Aggressive periodontitis is one of the types of gum disease that experience painless gingival infection and damage of the bone around the teeth. Others tend to consider the painless bleeding of the gums after cleaning the teeth as insignificant. This is considered one of the indications of this type of gum disease.
Chronic periodontitis is one of the types of gum disease that results in the inflammation within the attachment fibers and supporting bone damage. It is characterized by pocket formation or recession of the gums. Chronic periodontitis is the most common types of gum disease. This type of gum disease is common among adults but it can also occur at any age. The progress of the attachment loss of this type of gum disease is commonly slow but episodes of swift progress may tend to come about.
Periodontitis as a Manifestation of Systemic Disease
This is one of the types of gum disease that frequently occurs to individuals at young age. Periodontitis as a manifestation of systemic disease is frequently associated with other type of systemic diseases like diabetes.

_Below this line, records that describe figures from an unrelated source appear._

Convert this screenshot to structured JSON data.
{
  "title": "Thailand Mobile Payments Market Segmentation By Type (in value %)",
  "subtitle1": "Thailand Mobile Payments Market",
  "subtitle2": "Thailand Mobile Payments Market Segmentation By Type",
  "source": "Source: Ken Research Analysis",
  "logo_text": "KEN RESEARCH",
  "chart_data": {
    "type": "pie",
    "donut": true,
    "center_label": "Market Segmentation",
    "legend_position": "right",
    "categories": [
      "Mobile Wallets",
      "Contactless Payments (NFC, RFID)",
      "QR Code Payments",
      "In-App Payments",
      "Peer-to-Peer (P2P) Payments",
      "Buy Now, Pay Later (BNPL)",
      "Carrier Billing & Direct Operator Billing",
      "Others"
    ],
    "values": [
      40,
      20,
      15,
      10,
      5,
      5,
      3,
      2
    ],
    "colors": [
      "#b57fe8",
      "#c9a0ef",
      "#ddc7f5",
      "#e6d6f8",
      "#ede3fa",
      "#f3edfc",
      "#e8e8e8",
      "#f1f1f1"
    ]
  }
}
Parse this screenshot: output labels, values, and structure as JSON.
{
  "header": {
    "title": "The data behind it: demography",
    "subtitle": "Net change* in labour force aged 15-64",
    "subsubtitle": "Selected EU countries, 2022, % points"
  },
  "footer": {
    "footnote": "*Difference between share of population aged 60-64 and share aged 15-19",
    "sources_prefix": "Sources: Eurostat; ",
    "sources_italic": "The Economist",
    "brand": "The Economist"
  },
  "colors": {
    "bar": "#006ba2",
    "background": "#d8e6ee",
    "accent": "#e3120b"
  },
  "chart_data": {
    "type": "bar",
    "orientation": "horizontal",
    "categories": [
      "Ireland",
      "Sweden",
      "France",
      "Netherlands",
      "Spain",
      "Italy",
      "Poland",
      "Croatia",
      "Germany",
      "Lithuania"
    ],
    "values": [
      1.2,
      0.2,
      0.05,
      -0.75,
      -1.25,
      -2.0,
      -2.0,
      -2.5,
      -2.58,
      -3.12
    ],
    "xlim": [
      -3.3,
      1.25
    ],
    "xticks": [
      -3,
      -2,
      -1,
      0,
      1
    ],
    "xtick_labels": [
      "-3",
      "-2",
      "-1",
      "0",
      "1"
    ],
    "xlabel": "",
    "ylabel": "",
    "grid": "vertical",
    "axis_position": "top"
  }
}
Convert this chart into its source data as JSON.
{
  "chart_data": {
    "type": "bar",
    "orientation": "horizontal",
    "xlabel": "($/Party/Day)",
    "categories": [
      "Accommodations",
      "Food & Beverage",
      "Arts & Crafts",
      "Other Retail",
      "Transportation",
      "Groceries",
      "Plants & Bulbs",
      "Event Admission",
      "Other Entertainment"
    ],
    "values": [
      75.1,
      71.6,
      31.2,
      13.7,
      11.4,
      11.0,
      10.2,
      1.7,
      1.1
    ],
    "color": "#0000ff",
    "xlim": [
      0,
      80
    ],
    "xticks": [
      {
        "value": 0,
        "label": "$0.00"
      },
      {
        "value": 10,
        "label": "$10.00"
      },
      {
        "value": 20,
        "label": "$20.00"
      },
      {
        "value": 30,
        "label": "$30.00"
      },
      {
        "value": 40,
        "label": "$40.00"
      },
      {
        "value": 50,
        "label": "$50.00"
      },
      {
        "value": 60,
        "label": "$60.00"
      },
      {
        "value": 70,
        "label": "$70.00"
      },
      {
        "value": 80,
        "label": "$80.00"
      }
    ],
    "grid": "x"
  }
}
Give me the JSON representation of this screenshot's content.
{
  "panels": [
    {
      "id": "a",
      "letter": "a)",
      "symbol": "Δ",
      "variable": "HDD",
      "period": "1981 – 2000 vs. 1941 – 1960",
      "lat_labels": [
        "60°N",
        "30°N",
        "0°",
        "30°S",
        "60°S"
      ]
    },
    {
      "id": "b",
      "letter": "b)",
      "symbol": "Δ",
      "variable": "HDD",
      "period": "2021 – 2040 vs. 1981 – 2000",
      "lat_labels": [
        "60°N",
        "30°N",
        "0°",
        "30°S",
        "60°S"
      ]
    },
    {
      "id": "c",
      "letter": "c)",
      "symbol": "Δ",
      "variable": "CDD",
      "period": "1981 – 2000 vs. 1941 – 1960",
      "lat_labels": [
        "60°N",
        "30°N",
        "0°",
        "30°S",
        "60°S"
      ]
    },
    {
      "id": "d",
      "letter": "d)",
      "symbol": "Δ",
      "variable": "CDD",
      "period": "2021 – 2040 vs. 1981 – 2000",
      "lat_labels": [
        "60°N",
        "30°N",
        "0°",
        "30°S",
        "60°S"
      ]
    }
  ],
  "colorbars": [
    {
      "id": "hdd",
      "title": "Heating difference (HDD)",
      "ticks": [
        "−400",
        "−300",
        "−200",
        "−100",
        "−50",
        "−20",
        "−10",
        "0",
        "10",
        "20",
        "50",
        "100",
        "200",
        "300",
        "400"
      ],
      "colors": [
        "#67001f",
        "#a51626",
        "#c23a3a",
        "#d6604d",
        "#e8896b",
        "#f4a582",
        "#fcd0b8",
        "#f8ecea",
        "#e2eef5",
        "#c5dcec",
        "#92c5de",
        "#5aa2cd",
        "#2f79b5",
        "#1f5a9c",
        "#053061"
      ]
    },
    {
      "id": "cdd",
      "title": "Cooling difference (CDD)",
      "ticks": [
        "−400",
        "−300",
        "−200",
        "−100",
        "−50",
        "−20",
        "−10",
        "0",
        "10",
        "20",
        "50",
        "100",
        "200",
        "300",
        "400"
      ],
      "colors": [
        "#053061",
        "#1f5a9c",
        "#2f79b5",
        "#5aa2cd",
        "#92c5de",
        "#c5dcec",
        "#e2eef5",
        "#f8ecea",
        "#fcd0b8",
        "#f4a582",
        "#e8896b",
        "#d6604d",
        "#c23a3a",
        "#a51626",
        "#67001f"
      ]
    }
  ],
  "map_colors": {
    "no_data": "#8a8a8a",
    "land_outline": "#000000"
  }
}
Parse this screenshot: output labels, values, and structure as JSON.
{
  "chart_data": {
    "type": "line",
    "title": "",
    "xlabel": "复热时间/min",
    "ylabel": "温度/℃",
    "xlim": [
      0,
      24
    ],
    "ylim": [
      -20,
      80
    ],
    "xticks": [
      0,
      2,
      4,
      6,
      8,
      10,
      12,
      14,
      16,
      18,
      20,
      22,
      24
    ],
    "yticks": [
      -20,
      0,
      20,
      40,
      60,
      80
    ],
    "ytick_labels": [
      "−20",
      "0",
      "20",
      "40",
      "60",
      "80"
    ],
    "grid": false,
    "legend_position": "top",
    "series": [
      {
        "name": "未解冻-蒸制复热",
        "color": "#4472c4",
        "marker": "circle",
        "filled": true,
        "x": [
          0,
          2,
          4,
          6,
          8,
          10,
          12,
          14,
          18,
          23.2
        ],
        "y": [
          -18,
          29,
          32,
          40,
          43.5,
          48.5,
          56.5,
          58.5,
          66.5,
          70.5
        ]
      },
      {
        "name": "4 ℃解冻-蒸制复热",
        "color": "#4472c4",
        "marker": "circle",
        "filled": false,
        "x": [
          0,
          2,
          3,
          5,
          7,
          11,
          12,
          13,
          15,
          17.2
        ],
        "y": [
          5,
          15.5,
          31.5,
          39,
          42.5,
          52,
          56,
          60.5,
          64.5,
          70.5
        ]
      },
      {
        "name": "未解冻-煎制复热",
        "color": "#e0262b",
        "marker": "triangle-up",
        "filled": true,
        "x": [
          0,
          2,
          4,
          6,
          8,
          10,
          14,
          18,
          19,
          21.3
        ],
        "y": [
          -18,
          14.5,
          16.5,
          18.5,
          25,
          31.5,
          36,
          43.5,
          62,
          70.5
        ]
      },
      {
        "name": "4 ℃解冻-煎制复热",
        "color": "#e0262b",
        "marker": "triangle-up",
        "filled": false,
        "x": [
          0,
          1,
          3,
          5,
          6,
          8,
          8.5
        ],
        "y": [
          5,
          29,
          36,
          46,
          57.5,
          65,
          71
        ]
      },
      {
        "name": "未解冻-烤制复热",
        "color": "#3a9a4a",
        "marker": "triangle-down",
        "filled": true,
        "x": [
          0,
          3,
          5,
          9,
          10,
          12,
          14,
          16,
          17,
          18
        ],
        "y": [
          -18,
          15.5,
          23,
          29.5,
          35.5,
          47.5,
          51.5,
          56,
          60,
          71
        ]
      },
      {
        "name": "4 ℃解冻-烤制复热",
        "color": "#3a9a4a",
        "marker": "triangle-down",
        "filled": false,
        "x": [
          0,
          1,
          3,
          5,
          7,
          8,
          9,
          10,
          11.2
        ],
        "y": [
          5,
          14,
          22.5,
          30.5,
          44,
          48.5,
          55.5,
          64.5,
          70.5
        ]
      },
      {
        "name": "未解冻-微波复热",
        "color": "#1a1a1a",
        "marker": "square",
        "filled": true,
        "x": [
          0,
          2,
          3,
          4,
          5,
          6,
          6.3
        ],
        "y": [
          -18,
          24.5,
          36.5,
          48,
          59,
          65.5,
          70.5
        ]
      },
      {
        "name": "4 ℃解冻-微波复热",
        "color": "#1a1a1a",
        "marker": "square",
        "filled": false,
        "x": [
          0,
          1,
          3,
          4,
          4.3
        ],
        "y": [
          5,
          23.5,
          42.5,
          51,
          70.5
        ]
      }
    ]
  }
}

Necrotizing Periodontal Diseases
Necrotizing periodontal disease is an infection that is distinguished by necrosis of gum tissues, periodontal ligament and the alveolar bone. These injuries are frequently detected in individuals with systemic conditions as well as, but not limited to HIV infections, malnutrition and immunosuppressions.
Despite the fact that some gum diseases can be very serious, it can be prevented by regular check ups. Regular dental check ups is one of the essential factor in the early detection of gum diseases and other serious dental problems that can be fatal.